Después de mirar de nuevo su reloj (e incluso de escucharlo), resolvió desfogar su inquietud con un paseo. Encontró a Cenicienta en el cuarto de David: ella había interrumpido sus labores para coger uno de los libros de animales de David, y estaba ahora enfrascada en él, medio sentada, medio tumbada en la cama, con una pierna estirada hacia fuera, apoyado el tobillo desnudo en el respaldo de una silla, caída la zapatilla y moviendo los dedos.

—Yo iré a buscar a David —dijo él, desviando la mirada de las rosadas y parduscas sombras que exhibía ella.

—¿Qué? (La extraña chiquilla no se molestó en cambiar de actitud: sólo dejó de mover los dedos del pie y levantó los empañados ojos.)

Él repitió la frase.

—Ah, muy bien —dijo ella, mirando de nuevo el libro.

—Y, por favor, vístete —añadió Krug, antes de salir de la habitación.

Tenía que buscar otra persona, pensó, al salir a la calle; alguien completamente distinto, una persona de edad, que se vistiese del todo. Comprendía que era sólo una cuestión de hábito, resultado de haber posado siempre desnuda para el barbudo artista del departamento 30. En realidad, durante el verano, y según decía la muchacha, ninguno de ellos llevaba nada dentro de casa: ni él, ni ella, ni la mujer del artista (la cual, según los variados óleos exhibidos antes de la revolución, tenía un cuerpo grande y con numerosos ombligos: unos, ceñudos; otros, de expresión sorprendida).

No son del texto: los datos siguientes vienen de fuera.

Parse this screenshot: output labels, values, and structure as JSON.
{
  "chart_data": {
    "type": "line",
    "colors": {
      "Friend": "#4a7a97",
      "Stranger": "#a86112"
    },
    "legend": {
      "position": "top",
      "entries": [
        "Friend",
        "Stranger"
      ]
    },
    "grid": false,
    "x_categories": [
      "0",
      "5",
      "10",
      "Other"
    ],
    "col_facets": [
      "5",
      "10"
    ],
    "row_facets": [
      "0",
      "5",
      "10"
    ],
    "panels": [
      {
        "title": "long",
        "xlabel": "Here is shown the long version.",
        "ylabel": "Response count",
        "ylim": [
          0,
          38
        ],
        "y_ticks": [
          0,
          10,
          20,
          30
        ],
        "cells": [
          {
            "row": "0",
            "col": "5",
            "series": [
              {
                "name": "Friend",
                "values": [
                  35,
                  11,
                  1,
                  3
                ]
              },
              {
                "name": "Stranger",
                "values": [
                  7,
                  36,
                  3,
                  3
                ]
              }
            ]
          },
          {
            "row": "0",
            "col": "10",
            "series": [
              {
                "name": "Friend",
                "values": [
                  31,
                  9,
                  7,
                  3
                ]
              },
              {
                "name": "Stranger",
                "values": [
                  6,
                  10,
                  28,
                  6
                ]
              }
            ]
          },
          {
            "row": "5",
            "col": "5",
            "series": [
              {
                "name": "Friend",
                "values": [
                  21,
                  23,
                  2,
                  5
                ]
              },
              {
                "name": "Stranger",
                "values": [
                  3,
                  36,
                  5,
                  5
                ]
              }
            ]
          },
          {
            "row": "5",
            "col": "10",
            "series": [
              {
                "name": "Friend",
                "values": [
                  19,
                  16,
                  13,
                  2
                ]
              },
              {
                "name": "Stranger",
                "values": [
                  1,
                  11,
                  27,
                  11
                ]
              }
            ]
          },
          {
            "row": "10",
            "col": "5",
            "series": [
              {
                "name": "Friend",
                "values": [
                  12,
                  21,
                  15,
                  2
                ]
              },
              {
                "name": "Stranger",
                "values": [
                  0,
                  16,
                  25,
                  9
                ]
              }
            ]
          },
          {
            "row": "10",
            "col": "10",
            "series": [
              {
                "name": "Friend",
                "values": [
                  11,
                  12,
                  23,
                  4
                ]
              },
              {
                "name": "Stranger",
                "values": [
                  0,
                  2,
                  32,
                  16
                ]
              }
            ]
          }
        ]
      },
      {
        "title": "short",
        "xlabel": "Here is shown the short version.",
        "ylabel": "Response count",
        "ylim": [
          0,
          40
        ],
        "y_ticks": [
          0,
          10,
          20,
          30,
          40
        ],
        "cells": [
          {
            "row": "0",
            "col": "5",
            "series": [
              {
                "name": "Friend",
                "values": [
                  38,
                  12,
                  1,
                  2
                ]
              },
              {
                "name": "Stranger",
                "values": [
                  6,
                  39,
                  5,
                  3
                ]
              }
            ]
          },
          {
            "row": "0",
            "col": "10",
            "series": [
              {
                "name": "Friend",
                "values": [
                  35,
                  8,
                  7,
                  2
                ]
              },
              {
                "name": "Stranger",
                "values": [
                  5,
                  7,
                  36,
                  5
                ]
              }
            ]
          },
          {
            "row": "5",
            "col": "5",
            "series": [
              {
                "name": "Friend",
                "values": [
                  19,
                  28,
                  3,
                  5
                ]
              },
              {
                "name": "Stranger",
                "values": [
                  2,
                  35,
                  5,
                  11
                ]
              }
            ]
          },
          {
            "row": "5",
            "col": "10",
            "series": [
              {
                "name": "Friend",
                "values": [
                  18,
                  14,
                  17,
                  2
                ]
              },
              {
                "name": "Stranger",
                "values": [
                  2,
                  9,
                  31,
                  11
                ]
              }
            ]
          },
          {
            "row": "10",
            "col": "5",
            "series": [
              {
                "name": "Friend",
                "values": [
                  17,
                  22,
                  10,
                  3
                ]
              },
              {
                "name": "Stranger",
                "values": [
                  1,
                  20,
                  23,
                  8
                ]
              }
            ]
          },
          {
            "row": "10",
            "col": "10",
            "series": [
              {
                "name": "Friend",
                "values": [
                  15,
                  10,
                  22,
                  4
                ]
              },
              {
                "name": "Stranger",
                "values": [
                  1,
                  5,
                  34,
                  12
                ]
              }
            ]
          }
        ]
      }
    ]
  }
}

El jardín de infancia era una alegre y pequeña institución regida por una antigua alumna suya, una mujer llamada Clara Zerkalski, y su hermano Mirón. La principal diversión de los ocho chiquillos que estaban a su cuidado era una intrincada serie de túneles almohadillados, cuya altura permitía a duras penas pasar por ellos a cuatro patas; pero había también ladrillos de cartón pintados de vivos colores, y trenes mecánicos, y libros de imágenes, y un perro vivo y peludo llamado Basso. Aquel lugar había sido descubierto por Olga el año pasado, y David estaba creciendo ya demasiado para él, aunque todavía le gustaba arrastrarse por los túneles. Para no tener que cambiar saludos con los otros padres, Krug se detuvo en la verja, detrás de la cual había un pequeño jardín (ahora lleno de charcos) con bancos para los visitantes. David fue el primero en salir corriendo de la abigarrada casa de madera.

—¿Por qué no ha venido Mariette?

—¿En vez de mí? Ponte la gorra.

—Podíais haber venido los dos.

—¿No has traído los chanclos?

—¡Hum!

—Entonces, dame la mano. Y si te metes en un charco una sola vez...

—¿Y si lo hago por casualidad ( nechaianno)?

—Yo cuidaré de que no ocurra. Vamos, raduga moia(mi arco iris); dame la mano, y en marcha.

—Hoy, Billy ha traído un hueso. ¡Uf, vaya hueso! Yo quiero traer también uno.

—¿Es el Billy moreno, o el niño pequeño que lleva gafas?